Le concept de biosémiopouvoir, né de ce croisement, traduit le fait que le biopouvoir est une action politique fondée sur un sens préa-lablement construit ou manipulé à travers les sèmes (petites unités de sens). Un tel concept ne pouvait manquer de rencontrer l’histoire de Patrice Lumumba, dont la fin tragique traduit de manière exemplaire l’emprise du pouvoir sur les corps au bout d’un processus d’allocation de sens ; l’action est fille du sens et le commerce de sens précède toujours l’écoulement de sang.
Trois thèses sont développées dans cet ouvrage. La première thèse est abordée dans le présent tome. Elle attribue la violence exercée sur le héros congolais et sa mort à une causalité lointaine, selon le principe de la macrohistoire de Paul Ricoeur. Il s’agit de la mise en place et de la perpétuation d’un biosémiopouvoir (habitus/sens et pratiques) al-lochtone formalisé par trois textes fondateurs : la bulle du pape Nicolas V, le Code Noir français et l’Acte général de Berlin. Selon le premier texte, l’Eglise catholique et le Pape Nicolas V bénissent l’esclavage et la traite négrière (le 8 janvier 1454). Le deuxième texte (Code Noir français) est un Edit qui a servi de règlement pour le gouvernement et l’administration de la justice, police, discipline et le commerce des esclaves nègres dans la province et colonie de la Louisiane, en 1685. Tandis que l’Acte général de Berlin, dans son deuxième des sept chapitres traite de la «Déclaration concernant la traite des esclaves».
En conclusion, l’auteur estime, avec raison, qu’il est permis de positionner Lumumba dans la lignée de Yanga, Nkan-ga Vita, Kimpa Vita, Makandal, Toussaint Louverture, Behanzin, Kimbangu…Bref, au rang de toutes ces personnalités noires ayant marqué l’histoire aussi bien de la RDC (Royaume Kongo) que de l’Afrique. Histoire que plusieurs d’entre elles ont marquée d’un sceau sanguinolent.

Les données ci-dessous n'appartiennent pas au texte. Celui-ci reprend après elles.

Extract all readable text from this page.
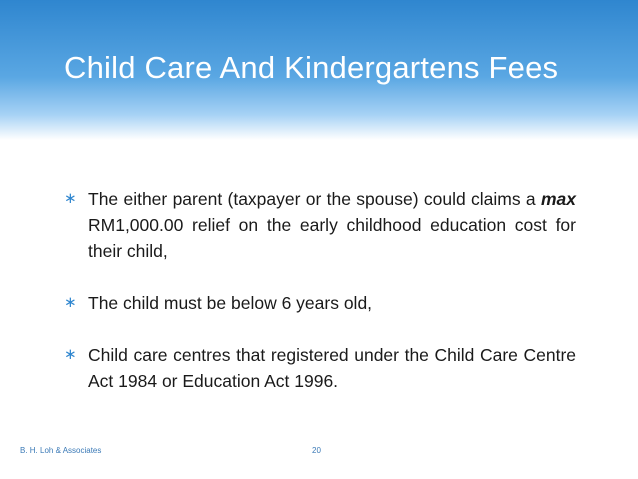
Child Care And Kindergartens Fees
∗ The either parent (taxpayer or the spouse) could claims a max RM1,000.00 relief on the early childhood education cost for their child,
∗ The child must be below 6 years old,
∗ Child care centres that registered under the Child Care Centre Act 1984 or Education Act 1996.
B. H. Loh & Associates	20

Aux yeux du dominant, Lumumba n’était rien d’autre qu’un de ses esclaves qui, de tout temps, ont cherché à s’émanciper. Comme ces personnalités.

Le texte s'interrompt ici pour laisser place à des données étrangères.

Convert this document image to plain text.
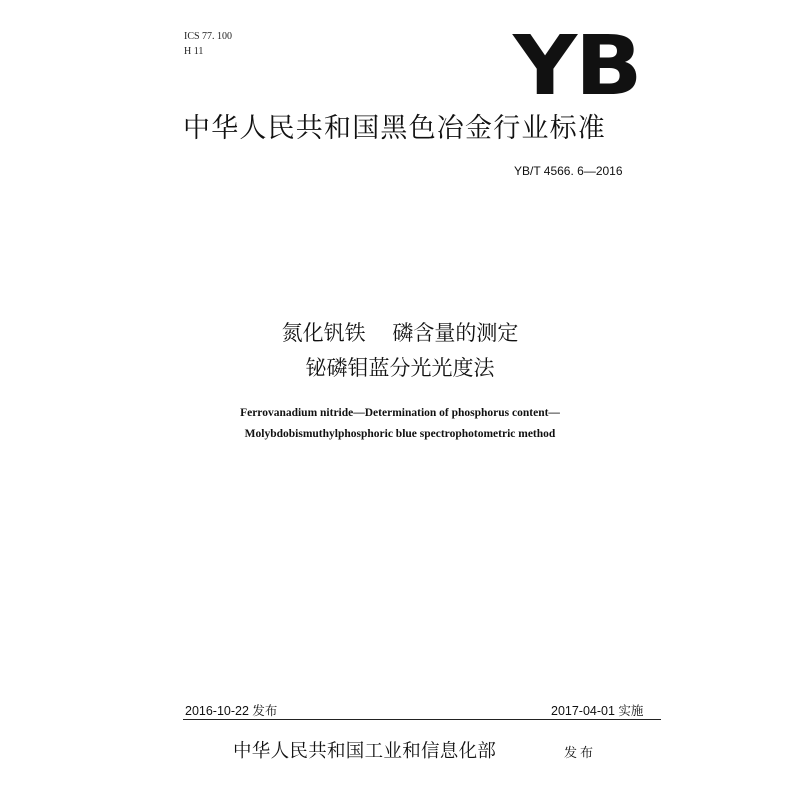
ICS 77. 100
H 11	YB
中华人民共和国黑色冶金行业标准
YB/T 4566. 6—2016
氮化钒铁    磷含量的测定
铋磷钼蓝分光光度法
Ferrovanadium nitride—Determination of phosphorus content—
Molybdobismuthylphosphoric blue spectrophotometric method
2016-10-22 发布	2017-04-01 实施
中华人民共和国工业和信息化部	发布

Publié aux éditions du Net, Ceci n’est pas (qu’) une dent comporte 350 pages.
Qui est l'auteur?
Professeur de communication et journalisme à l'Université des sciences de l'information et de la communication (Unisic), à Kinshasa, Jean-Claude Matumweni Makwala a déjà publié deux ouvrages (2007, 2009) et de nombreux articles.